Pipeline Hazards and Remedies
- Structural hazards: Occur when two stages require the same hardware resource simultaneously (for example, a single memory used for both instruction fetch and data access). Remedies include duplicating resources (separate instruction and data caches), careful pipeline design and resource arbitration.
- Data hazards: Occur when an instruction depends on the result of a prior instruction that has not yet completed its write-back. Types include RAW (read after write), WAR (write after read) and WAW (write after write). Common remedies:
- Pipeline stalls (bubbles): Delay dependent instruction until data is available.
- Operand forwarding (bypassing): Forward result from a later stage (for example, from ALU output) back to an earlier stage to avoid waiting for write-back.
- Compiler scheduling: Reorder instructions at compile time to reduce hazards.
- Control hazards (branches): Occur when the next instruction address depends on the outcome of a branch. Remedies include:
- Stalling until branch resolves: Simple but costly.
- Branch prediction: Predict whether the branch will be taken and continue fetching along the predicted path; on misprediction, flush the incorrect instructions and fetch the correct ones.
- Delayed branching: The compiler arranges useful instructions in the delay slots immediately following a branch, so a few cycles are not wasted regardless of branch outcome.
- Speculative execution: Execute both paths or speculatively execute along a predicted path, committing results only if prediction is correct.
- Interrupts: Require saving a precise state; pipelines must be drained or hardware must support precise interrupt handling so that the register state corresponds to an exact instruction boundary.
Design Trade-offs and Practical Considerations
- Stage overhead and latching delay: Every pipeline register (latch or flip-flop) adds delay d. If d is large relative to stage logic delays, increasing pipeline depth can reduce or eliminate benefit. Designers must balance the logic per stage with latch overhead.
- Complexity of control logic: As the number of stages increases, control for hazard detection, forwarding, stall insertion and out-of-order behaviour grows more complex. Excessive control complexity may offset performance gains.
- Pipeline depth: Deeper pipelines allow higher clock frequencies (smaller t) but increase branch penalty (more instructions to flush on misprediction) and may complicate forwarding and exception handling.
- Instruction mix and locality: Real-world speedup depends on the program behaviour: frequency of branches, data dependencies, memory stalls, and cache effectiveness determine achieved performance.
Summary
Instruction pipelining is an effective technique to increase instruction throughput by overlapping the processing of multiple instructions.

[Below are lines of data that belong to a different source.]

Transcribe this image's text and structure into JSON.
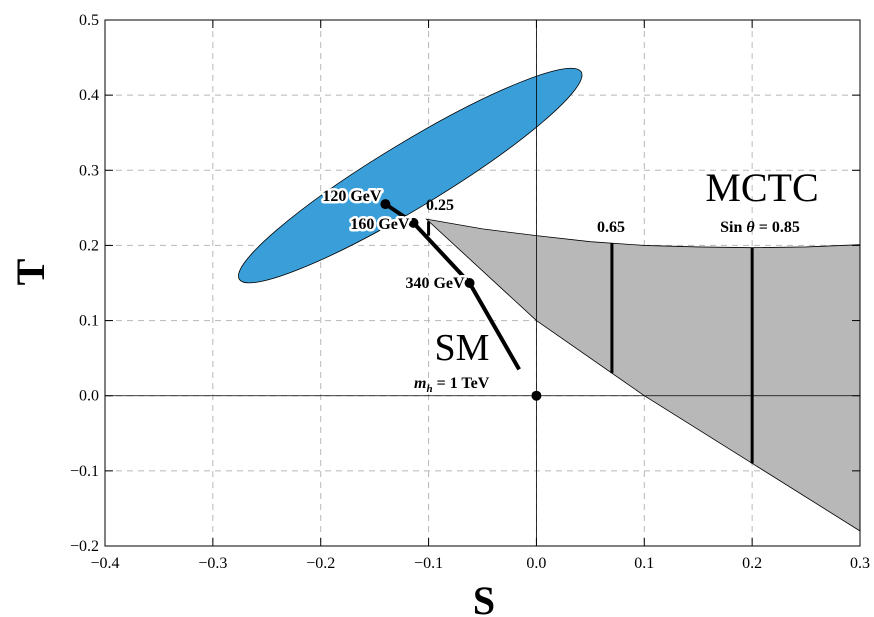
{
  "chart_data": {
    "type": "scatter",
    "xlabel": "S",
    "ylabel": "T",
    "xlim": [
      -0.4,
      0.3
    ],
    "ylim": [
      -0.2,
      0.5
    ],
    "grid": true,
    "x_ticks": [
      -0.4,
      -0.3,
      -0.2,
      -0.1,
      0.0,
      0.1,
      0.2,
      0.3
    ],
    "x_tick_labels": [
      "−0.4",
      "−0.3",
      "−0.2",
      "−0.1",
      "0.0",
      "0.1",
      "0.2",
      "0.3"
    ],
    "y_ticks": [
      -0.2,
      -0.1,
      0.0,
      0.1,
      0.2,
      0.3,
      0.4,
      0.5
    ],
    "y_tick_labels": [
      "−0.2",
      "−0.1",
      "0.0",
      "0.1",
      "0.2",
      "0.3",
      "0.4",
      "0.5"
    ],
    "colors": {
      "ellipse": "#3a9fd8",
      "region": "#b8b8b8",
      "line": "#000000"
    },
    "ellipse": {
      "center": [
        -0.117,
        0.293
      ],
      "endpoints": [
        [
          -0.275,
          0.155
        ],
        [
          0.042,
          0.431
        ]
      ],
      "semi_minor": 0.043
    },
    "sm_curve": {
      "points": [
        [
          -0.14,
          0.255
        ],
        [
          -0.114,
          0.23
        ],
        [
          -0.062,
          0.15
        ],
        [
          -0.016,
          0.035
        ]
      ],
      "markers": [
        {
          "x": -0.14,
          "y": 0.255,
          "label": "120 GeV"
        },
        {
          "x": -0.114,
          "y": 0.23,
          "label": "160 GeV"
        },
        {
          "x": -0.062,
          "y": 0.15,
          "label": "340 GeV"
        },
        {
          "x": 0.0,
          "y": 0.0,
          "label": ""
        }
      ],
      "label": "SM",
      "end_label_var": "m",
      "end_label_sub": "h",
      "end_label_rest": " = 1 TeV"
    },
    "mctc_region": {
      "label": "MCTC",
      "upper": [
        [
          -0.102,
          0.235
        ],
        [
          -0.05,
          0.222
        ],
        [
          0.0,
          0.213
        ],
        [
          0.05,
          0.205
        ],
        [
          0.1,
          0.2
        ],
        [
          0.15,
          0.198
        ],
        [
          0.2,
          0.197
        ],
        [
          0.25,
          0.198
        ],
        [
          0.3,
          0.201
        ]
      ],
      "lower": [
        [
          0.3,
          -0.18
        ],
        [
          0.2,
          -0.09
        ],
        [
          0.1,
          0.0
        ],
        [
          0.0,
          0.1
        ],
        [
          -0.102,
          0.235
        ]
      ],
      "lines": [
        {
          "x": -0.1,
          "y0": 0.232,
          "y1": 0.213,
          "label": "0.25"
        },
        {
          "x": 0.07,
          "y0": 0.203,
          "y1": 0.03,
          "label": "0.65"
        },
        {
          "x": 0.2,
          "y0": 0.197,
          "y1": -0.09,
          "label_prefix": "Sin ",
          "label_var": "θ",
          "label_suffix": " = 0.85"
        }
      ]
    }
  }
}
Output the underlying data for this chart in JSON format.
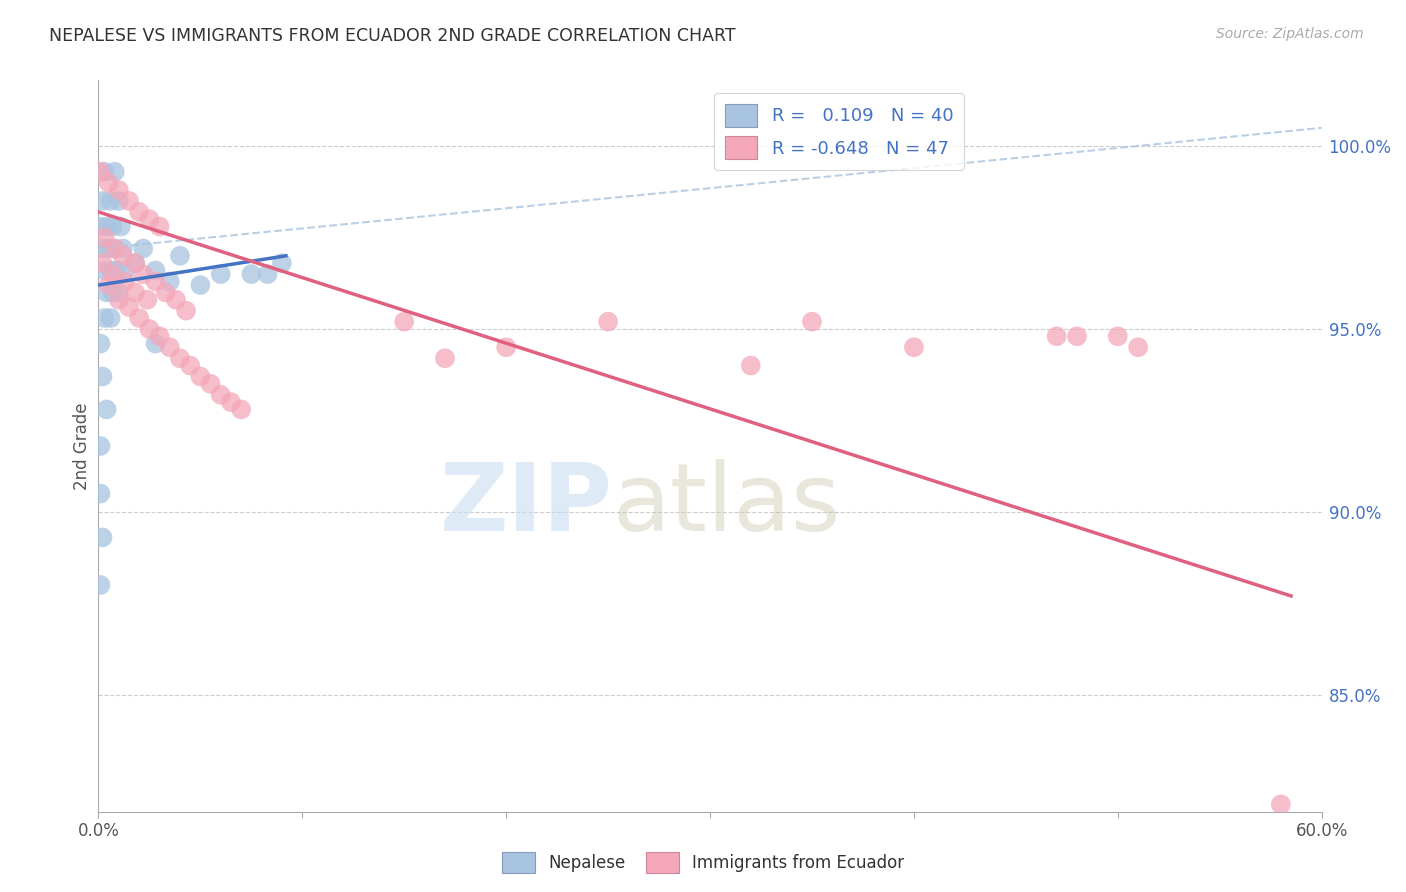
{
  "title": "NEPALESE VS IMMIGRANTS FROM ECUADOR 2ND GRADE CORRELATION CHART",
  "source": "Source: ZipAtlas.com",
  "ylabel": "2nd Grade",
  "yaxis_labels": [
    "100.0%",
    "95.0%",
    "90.0%",
    "85.0%"
  ],
  "yaxis_values": [
    1.0,
    0.95,
    0.9,
    0.85
  ],
  "xlim": [
    0.0,
    0.6
  ],
  "ylim": [
    0.818,
    1.018
  ],
  "legend_label1": "R =   0.109   N = 40",
  "legend_label2": "R = -0.648   N = 47",
  "watermark_zip": "ZIP",
  "watermark_atlas": "atlas",
  "nepalese_color": "#a8c4e0",
  "ecuador_color": "#f4a7b9",
  "nepalese_line_color": "#4472c4",
  "ecuador_line_color": "#e06080",
  "nepalese_scatter": [
    [
      0.003,
      0.993
    ],
    [
      0.008,
      0.993
    ],
    [
      0.002,
      0.985
    ],
    [
      0.006,
      0.985
    ],
    [
      0.01,
      0.985
    ],
    [
      0.001,
      0.978
    ],
    [
      0.004,
      0.978
    ],
    [
      0.007,
      0.978
    ],
    [
      0.011,
      0.978
    ],
    [
      0.002,
      0.972
    ],
    [
      0.005,
      0.972
    ],
    [
      0.008,
      0.972
    ],
    [
      0.012,
      0.972
    ],
    [
      0.003,
      0.966
    ],
    [
      0.006,
      0.966
    ],
    [
      0.009,
      0.966
    ],
    [
      0.013,
      0.966
    ],
    [
      0.004,
      0.96
    ],
    [
      0.007,
      0.96
    ],
    [
      0.01,
      0.96
    ],
    [
      0.003,
      0.953
    ],
    [
      0.006,
      0.953
    ],
    [
      0.001,
      0.946
    ],
    [
      0.002,
      0.937
    ],
    [
      0.004,
      0.928
    ],
    [
      0.001,
      0.918
    ],
    [
      0.018,
      0.968
    ],
    [
      0.001,
      0.905
    ],
    [
      0.002,
      0.893
    ],
    [
      0.001,
      0.88
    ],
    [
      0.022,
      0.972
    ],
    [
      0.04,
      0.97
    ],
    [
      0.028,
      0.966
    ],
    [
      0.035,
      0.963
    ],
    [
      0.05,
      0.962
    ],
    [
      0.06,
      0.965
    ],
    [
      0.075,
      0.965
    ],
    [
      0.083,
      0.965
    ],
    [
      0.09,
      0.968
    ],
    [
      0.028,
      0.946
    ]
  ],
  "ecuador_scatter": [
    [
      0.001,
      0.993
    ],
    [
      0.005,
      0.99
    ],
    [
      0.01,
      0.988
    ],
    [
      0.015,
      0.985
    ],
    [
      0.02,
      0.982
    ],
    [
      0.025,
      0.98
    ],
    [
      0.03,
      0.978
    ],
    [
      0.003,
      0.975
    ],
    [
      0.008,
      0.972
    ],
    [
      0.012,
      0.97
    ],
    [
      0.018,
      0.968
    ],
    [
      0.022,
      0.965
    ],
    [
      0.028,
      0.963
    ],
    [
      0.033,
      0.96
    ],
    [
      0.038,
      0.958
    ],
    [
      0.043,
      0.955
    ],
    [
      0.005,
      0.962
    ],
    [
      0.01,
      0.958
    ],
    [
      0.015,
      0.956
    ],
    [
      0.02,
      0.953
    ],
    [
      0.025,
      0.95
    ],
    [
      0.03,
      0.948
    ],
    [
      0.035,
      0.945
    ],
    [
      0.04,
      0.942
    ],
    [
      0.045,
      0.94
    ],
    [
      0.05,
      0.937
    ],
    [
      0.055,
      0.935
    ],
    [
      0.06,
      0.932
    ],
    [
      0.065,
      0.93
    ],
    [
      0.07,
      0.928
    ],
    [
      0.002,
      0.968
    ],
    [
      0.007,
      0.965
    ],
    [
      0.013,
      0.963
    ],
    [
      0.018,
      0.96
    ],
    [
      0.024,
      0.958
    ],
    [
      0.15,
      0.952
    ],
    [
      0.2,
      0.945
    ],
    [
      0.25,
      0.952
    ],
    [
      0.35,
      0.952
    ],
    [
      0.47,
      0.948
    ],
    [
      0.48,
      0.948
    ],
    [
      0.5,
      0.948
    ],
    [
      0.51,
      0.945
    ],
    [
      0.4,
      0.945
    ],
    [
      0.32,
      0.94
    ],
    [
      0.17,
      0.942
    ],
    [
      0.58,
      0.82
    ]
  ],
  "nepalese_line": {
    "x0": 0.0,
    "y0": 0.962,
    "x1": 0.092,
    "y1": 0.97
  },
  "ecuador_line": {
    "x0": 0.0,
    "y0": 0.982,
    "x1": 0.585,
    "y1": 0.877
  },
  "dashed_line": {
    "x0": 0.0,
    "y0": 0.972,
    "x1": 0.6,
    "y1": 1.005
  }
}
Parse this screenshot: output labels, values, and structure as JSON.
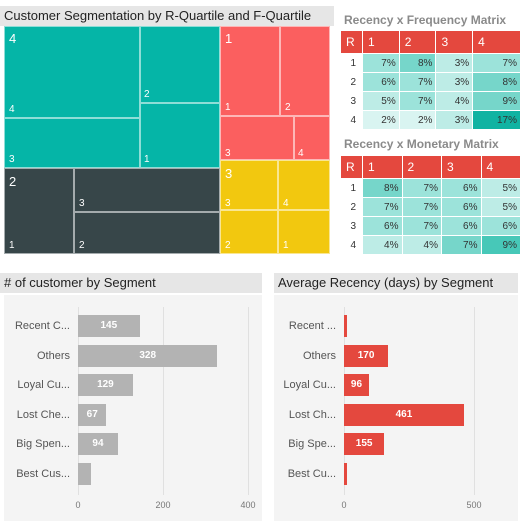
{
  "treemap": {
    "title": "Customer Segmentation by R-Quartile and F-Quartile",
    "colors": {
      "teal": "#05b5a7",
      "salmon": "#fb5f5f",
      "dark": "#374649",
      "yellow": "#f2c80f"
    },
    "groups": [
      {
        "id": "4",
        "color": "#05b5a7"
      },
      {
        "id": "1",
        "color": "#fb5f5f"
      },
      {
        "id": "2",
        "color": "#374649"
      },
      {
        "id": "3",
        "color": "#f2c80f"
      }
    ],
    "labels": {
      "g4": "4",
      "g4a": "4",
      "g4b": "2",
      "g4c": "3",
      "g4d": "1",
      "g1": "1",
      "g1a": "1",
      "g1b": "2",
      "g1c": "3",
      "g1d": "4",
      "g2": "2",
      "g2a": "3",
      "g2b": "1",
      "g2c": "2",
      "g3": "3",
      "g3a": "3",
      "g3b": "4",
      "g3c": "2",
      "g3d": "1"
    }
  },
  "matrix_rf": {
    "title": "Recency x Frequency Matrix",
    "corner": "R",
    "cols": [
      "1",
      "2",
      "3",
      "4"
    ],
    "rows": [
      {
        "label": "1",
        "cells": [
          "7%",
          "8%",
          "3%",
          "7%"
        ],
        "levels": [
          2,
          3,
          1,
          2
        ]
      },
      {
        "label": "2",
        "cells": [
          "6%",
          "7%",
          "3%",
          "8%"
        ],
        "levels": [
          2,
          2,
          1,
          3
        ]
      },
      {
        "label": "3",
        "cells": [
          "5%",
          "7%",
          "4%",
          "9%"
        ],
        "levels": [
          1,
          2,
          1,
          3
        ]
      },
      {
        "label": "4",
        "cells": [
          "2%",
          "2%",
          "3%",
          "17%"
        ],
        "levels": [
          0,
          0,
          1,
          5
        ]
      }
    ]
  },
  "matrix_rm": {
    "title": "Recency x Monetary Matrix",
    "corner": "R",
    "cols": [
      "1",
      "2",
      "3",
      "4"
    ],
    "rows": [
      {
        "label": "1",
        "cells": [
          "8%",
          "7%",
          "6%",
          "5%"
        ],
        "levels": [
          3,
          2,
          2,
          1
        ]
      },
      {
        "label": "2",
        "cells": [
          "7%",
          "7%",
          "6%",
          "5%"
        ],
        "levels": [
          2,
          2,
          2,
          1
        ]
      },
      {
        "label": "3",
        "cells": [
          "6%",
          "7%",
          "6%",
          "6%"
        ],
        "levels": [
          2,
          2,
          2,
          2
        ]
      },
      {
        "label": "4",
        "cells": [
          "4%",
          "4%",
          "7%",
          "9%"
        ],
        "levels": [
          1,
          1,
          3,
          4
        ]
      }
    ]
  },
  "heat_colors": [
    "#d9f4f1",
    "#bdece6",
    "#9ce3da",
    "#76d6ca",
    "#47c8b8",
    "#11b3a2"
  ],
  "chart_data": [
    {
      "type": "bar",
      "title": "# of customer by Segment",
      "categories": [
        "Recent C...",
        "Others",
        "Loyal Cu...",
        "Lost Che...",
        "Big Spen...",
        "Best Cus..."
      ],
      "values": [
        145,
        328,
        129,
        67,
        94,
        30
      ],
      "value_labels": [
        "145",
        "328",
        "129",
        "67",
        "94",
        ""
      ],
      "xlim": [
        0,
        400
      ],
      "ticks": [
        "0",
        "200",
        "400"
      ],
      "color": "#b3b3b3"
    },
    {
      "type": "bar",
      "title": "Average Recency (days) by Segment",
      "categories": [
        "Recent ...",
        "Others",
        "Loyal Cu...",
        "Lost Ch...",
        "Big Spe...",
        "Best Cu..."
      ],
      "values": [
        12,
        170,
        96,
        461,
        155,
        10
      ],
      "value_labels": [
        "",
        "170",
        "96",
        "461",
        "155",
        ""
      ],
      "xlim": [
        0,
        500
      ],
      "ticks": [
        "0",
        "500"
      ],
      "color": "#e4483e"
    }
  ]
}
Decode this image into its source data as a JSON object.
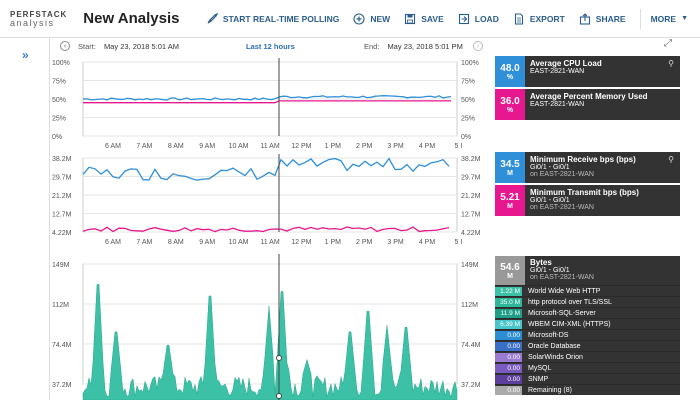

The theoretical speedup approaches the number of pipeline stages for long instruction sequences, but several practical factors reduce the realised speedup: stage imbalance, latch overhead, structural, data and control hazards, branch penalties and increased control logic complexity. Techniques such as forwarding, stall insertion, branch prediction, speculative execution and compiler scheduling are used to mitigate these hazards. Pipeline design therefore involves trade-offs among depth, clock rate, hardware complexity and the expected instruction mix.